Key Components of a Physical Exam in a 13-Month-Old Child
A comprehensive physical exam for a 13-month-old child should include assessment of growth parameters, vital signs, complete systems examination with special attention to developmental milestones and neurological status.
Growth Parameters
Length/Height: Measure recumbent length (for children up to 24 months)
- Use infant stature board with fixed headboard and moveable footboard
- Requires two people: one to hold the head, another to measure
- Record to nearest 0.1 cm 1
Weight:
- Use infant scale with child undressed completely
- Record to nearest 0.1 kg 1
Head Circumference:
Vital Signs
- Temperature, pulse, respiratory rate, blood pressure, oxygen saturation 1
General Appearance
- Overall body habitus
- Level of alertness and responsiveness
- Interaction with caregiver and examiner
Skin Examination
- Look for rashes, lesions, bruising
- Assess for signs of injury or abuse 1
Head and Neck
- Head: Shape, fontanelles (may be closed or closing at this age), bruising
- Eyes:
- Red reflex examination to detect abnormalities
- Pupillary examination (size, shape, symmetry, response to light)
- Fixation testing using developmentally appropriate targets
- Corneal light reflex assessment 1
- Ears: Examine tympanic membranes
- Nose and Mouth: Check for congestion, blood in nares/oropharynx, evidence of trauma
- Neck: Mobility, lymphadenopathy 1
Cardiopulmonary
- Chest: Auscultation, palpation for rib tenderness or irregularities
- Heart: Rhythm, rate, murmurs
- Lungs: Air entry, adventitious sounds 1
Abdomen
- Organomegaly, masses, distention
- Tenderness 1
Genitourinary
- Examine for abnormalities
- Check for signs of diaper rash or irritation 1
Musculoskeletal
- Muscle tone and strength
- Symmetry of movement
- Joint range of motion
- Spine alignment 1
Neurological Assessment
Motor Development:
- Assess gross motor skills: Should be pulling to stand, cruising, possibly walking independently
- Fine motor skills: Pincer grasp, ability to hold small objects
- Look for "red flags" such as asymmetry of movement or tone 1
Reflexes:
- Deep tendon reflexes
- Symmetry of reflexes 1
Developmental Assessment
- Gross Motor: Walking with or without support
- Fine Motor: Pincer grasp, puts objects in container
- Language: 1-3 words with meaning, follows simple commands
- Social: Plays interactive games (peek-a-boo), imitates actions
Special Considerations
Behavioral Observation:
- Separation anxiety
- Interaction with caregiver
- Response to examiner
Screening for Developmental Delay:
- Assess for signs of developmental delay or disability 3
- Consider standardized screening tools appropriate for age
Practical Approach
- Begin with non-threatening components (observing behavior, growth measurements)

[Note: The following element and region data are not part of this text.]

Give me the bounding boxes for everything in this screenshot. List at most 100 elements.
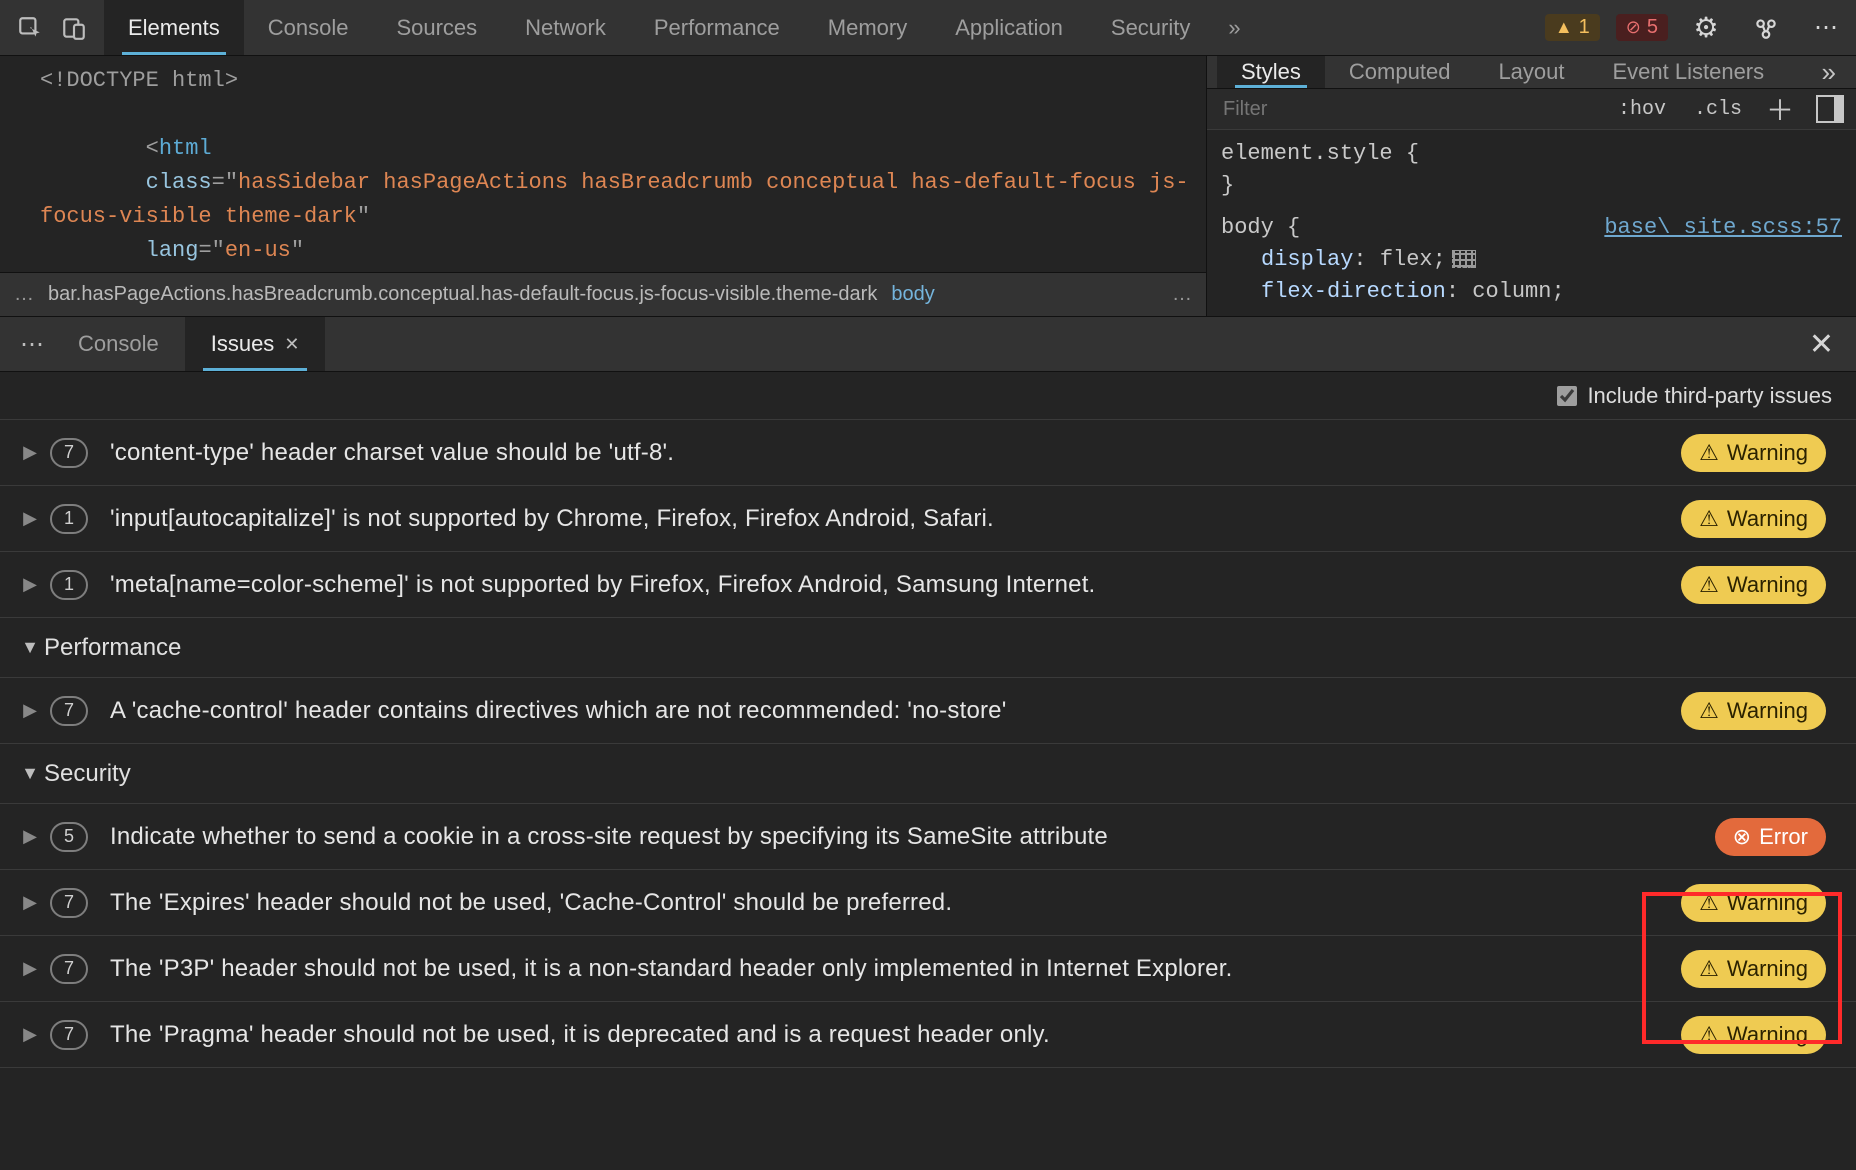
main-tabs: Elements Console Sources Network Perform… [104,0,1255,55]
styles-tab-eventlisteners[interactable]: Event Listeners [1589,56,1789,88]
warning-icon: ▲ [1555,17,1573,38]
warning-icon: ⚠ [1699,440,1719,466]
issue-row[interactable]: ▶ 7 The 'P3P' header should not be used,… [0,936,1856,1002]
flex-editor-icon[interactable] [1452,250,1476,268]
include-3p-checkbox[interactable] [1557,386,1577,406]
expand-caret-icon[interactable]: ▶ [16,892,44,913]
computed-styles-sidebar-icon[interactable] [1816,95,1844,123]
styles-tab-layout[interactable]: Layout [1474,56,1588,88]
experiments-icon[interactable] [1744,6,1788,50]
settings-icon[interactable]: ⚙ [1684,6,1728,50]
issue-category[interactable]: ▼ Security [0,744,1856,804]
category-label: Security [44,760,131,788]
tab-network[interactable]: Network [501,0,630,55]
styles-tab-styles[interactable]: Styles [1217,56,1325,88]
tab-performance[interactable]: Performance [630,0,804,55]
issue-count: 7 [50,954,88,984]
warning-badge: ⚠Warning [1681,566,1826,604]
drawer-tab-console[interactable]: Console [52,317,185,371]
inspect-element-icon[interactable] [8,6,52,50]
kebab-menu-icon[interactable]: ⋯ [1804,6,1848,50]
close-tab-icon[interactable]: ✕ [284,334,299,355]
issue-row[interactable]: ▶ 7 'content-type' header charset value … [0,420,1856,486]
breadcrumb-body[interactable]: body [891,283,934,306]
issue-message: 'input[autocapitalize]' is not supported… [110,505,994,533]
tab-overflow[interactable]: » [1214,0,1254,55]
issue-row[interactable]: ▶ 5 Indicate whether to send a cookie in… [0,804,1856,870]
device-toolbar-icon[interactable] [52,6,96,50]
issues-toolbar: Include third-party issues [0,372,1856,420]
issue-message: A 'cache-control' header contains direct… [110,697,1007,725]
issue-message: The 'Expires' header should not be used,… [110,889,952,917]
drawer: ⋯ Console Issues ✕ ✕ Include third-party… [0,316,1856,1170]
expand-caret-icon[interactable]: ▶ [16,508,44,529]
breadcrumb-ellipsis[interactable]: … [1172,283,1192,306]
issue-row[interactable]: ▶ 1 'meta[name=color-scheme]' is not sup… [0,552,1856,618]
tab-sources[interactable]: Sources [372,0,501,55]
styles-tab-computed[interactable]: Computed [1325,56,1475,88]
issue-category[interactable]: ▼ Performance [0,618,1856,678]
cls-toggle[interactable]: .cls [1680,98,1756,121]
warnings-count: 1 [1579,16,1590,39]
error-icon: ⊗ [1733,824,1751,850]
issue-message: Indicate whether to send a cookie in a c… [110,823,1108,851]
breadcrumb-segment[interactable]: bar.hasPageActions.hasBreadcrumb.concept… [48,283,877,306]
issue-row[interactable]: ▶ 7 A 'cache-control' header contains di… [0,678,1856,744]
styles-filter-row: :hov .cls ＋ [1207,89,1856,130]
expand-caret-icon[interactable]: ▶ [16,826,44,847]
new-style-rule-icon[interactable]: ＋ [1756,89,1804,129]
devtools-tabbar: Elements Console Sources Network Perform… [0,0,1856,56]
source-link[interactable]: base\ site.scss:57 [1604,212,1842,244]
expand-caret-icon[interactable]: ▶ [16,574,44,595]
styles-tab-overflow[interactable]: » [1812,57,1846,88]
issue-message: The 'P3P' header should not be used, it … [110,955,1232,983]
styles-rules[interactable]: element.style { } base\ site.scss:57 bod… [1207,130,1856,316]
dom-doctype[interactable]: <!DOCTYPE html> [12,64,1194,98]
dom-breadcrumb[interactable]: … bar.hasPageActions.hasBreadcrumb.conce… [0,272,1206,316]
issue-count: 7 [50,1020,88,1050]
issue-count: 7 [50,438,88,468]
css-declaration[interactable]: flex-direction: column; [1221,276,1842,308]
error-badge: ⊗Error [1715,818,1826,856]
error-icon: ⊘ [1626,17,1641,38]
tab-elements[interactable]: Elements [104,0,244,55]
issue-row[interactable]: ▶ 7 The 'Expires' header should not be u… [0,870,1856,936]
tab-console[interactable]: Console [244,0,373,55]
styles-filter-input[interactable] [1207,98,1604,121]
include-3p-label: Include third-party issues [1587,383,1832,409]
tab-memory[interactable]: Memory [804,0,931,55]
issue-count: 7 [50,696,88,726]
css-declaration[interactable]: display: flex; [1221,244,1842,276]
tab-application[interactable]: Application [931,0,1087,55]
breadcrumb-ellipsis[interactable]: … [14,283,34,306]
issue-row[interactable]: ▶ 7 The 'Pragma' header should not be us… [0,1002,1856,1068]
issues-list[interactable]: ▶ 7 'content-type' header charset value … [0,420,1856,1170]
category-label: Performance [44,634,181,662]
expand-caret-icon[interactable]: ▶ [16,958,44,979]
warning-icon: ⚠ [1699,572,1719,598]
warning-badge: ⚠Warning [1681,500,1826,538]
collapse-caret-icon[interactable]: ▼ [16,637,44,658]
hov-toggle[interactable]: :hov [1604,98,1680,121]
collapse-caret-icon[interactable]: ▼ [16,763,44,784]
body-selector[interactable]: body { [1221,215,1300,240]
expand-caret-icon[interactable]: ▶ [16,700,44,721]
close-drawer-icon[interactable]: ✕ [1799,327,1844,362]
styles-tabbar: Styles Computed Layout Event Listeners » [1207,56,1856,89]
issue-message: The 'Pragma' header should not be used, … [110,1021,1050,1049]
include-3p-toggle[interactable]: Include third-party issues [1557,383,1832,409]
drawer-menu-icon[interactable]: ⋯ [12,330,52,359]
issue-count: 1 [50,504,88,534]
issue-row[interactable]: ▶ 1 'input[autocapitalize]' is not suppo… [0,486,1856,552]
warnings-badge[interactable]: ▲1 [1545,14,1600,41]
warning-icon: ⚠ [1699,698,1719,724]
expand-caret-icon[interactable]: ▶ [16,1024,44,1045]
drawer-tabbar: ⋯ Console Issues ✕ ✕ [0,316,1856,372]
issue-message: 'meta[name=color-scheme]' is not support… [110,571,1095,599]
errors-badge[interactable]: ⊘5 [1616,14,1668,41]
tab-security[interactable]: Security [1087,0,1214,55]
drawer-tab-issues[interactable]: Issues ✕ [185,317,326,371]
issue-count: 5 [50,822,88,852]
expand-caret-icon[interactable]: ▶ [16,442,44,463]
element-style-selector[interactable]: element.style { [1221,138,1842,170]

- Proceed to auscultation before palpation
- Leave potentially uncomfortable examinations (ears, mouth) for last
- Make the child comfortable with pleasant surroundings and playful behavior 3
Common Pitfalls to Avoid
- Failing to measure and plot growth parameters correctly
- Not comparing growth measurements to standardized charts
- Overlooking subtle neurological signs
- Rushing the exam and missing important observations
- Not accounting for the child's developmental level when assessing behavior and cooperation
Remember that the physical examination should be performed in a systematic way, using the cephalocaudal approach, and should be adapted to the child's comfort level and developmental stage to yield maximum information 3.